Objetivo: Investigar em que medida determinadas concepções contemporâneas do direito contribuem para ocultar a dimensão política das decisões jurídicas, bem como analisar a possibilidade de resgatar a noção clássica de “justiça política” como fundamento da autoridade do direito positivo.
Método: A pesquisa utiliza método analítico e reconstrutivo, mediante revisão bibliográfica e interpretação crítica de autores da filosofia do direito e da filosofia política, com destaque para Hans Kelsen, Carl Schmitt, Ronald Dworkin, Robert Alexy e Luis Fernando Barzotto.
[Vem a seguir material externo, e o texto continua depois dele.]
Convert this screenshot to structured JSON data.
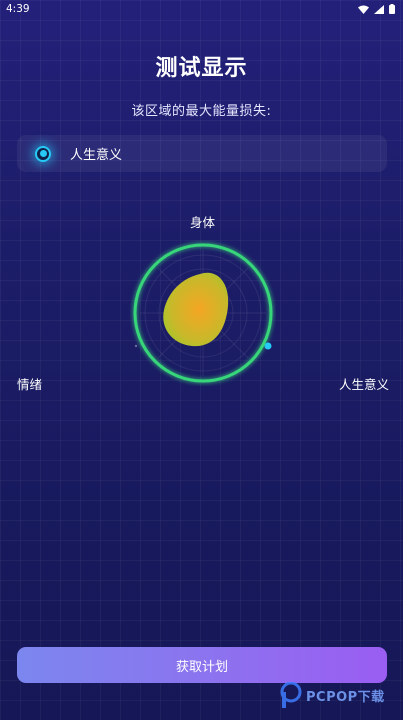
{
  "status_bar": {
    "time": "4:39"
  },
  "page": {
    "title": "测试显示",
    "subtitle": "该区域的最大能量损失:"
  },
  "option": {
    "label": "人生意义",
    "selected": true
  },
  "radar": {
    "top_label": "身体",
    "left_label": "情绪",
    "right_label": "人生意义"
  },
  "button": {
    "label": "获取计划"
  },
  "watermark": {
    "text": "PCPOP下载"
  },
  "colors": {
    "accent": "#27c9f5",
    "ring": "#37d67a",
    "blob_center": "#f5a623",
    "blob_edge": "#a6c62c",
    "button_start": "#7c86ef",
    "button_end": "#9a5df2"
  },
  "icons": [
    "wifi-icon",
    "signal-icon",
    "battery-icon",
    "radio-selected-icon"
  ]
}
Resultados: O estudo sustenta que o neoconstitucionalismo promove uma despolitização do direito ao substituir disputas institucionais e deliberativas por uma pretensa racionalidade principiológica exercida pelos tribunais. Argumenta-se, ainda, que o positivismo kelseniano, apesar de suas insuficiências metodológicas, preserva a percepção da dimensão institucional e autoritativa do direito, reconhecendo o exercício do poder político na atividade jurisdicional.
Conclusões: Conclui-se que a compreensão adequada das relações entre direito e política exige o reconhecimento da inevitabilidade da mediação institucional e comunitária do justo. A recuperação da noção clássica de justiça política permite compreender o direito positivo não como negação da moral, mas como expressão contingente e autoritativa da vida política da comunidade.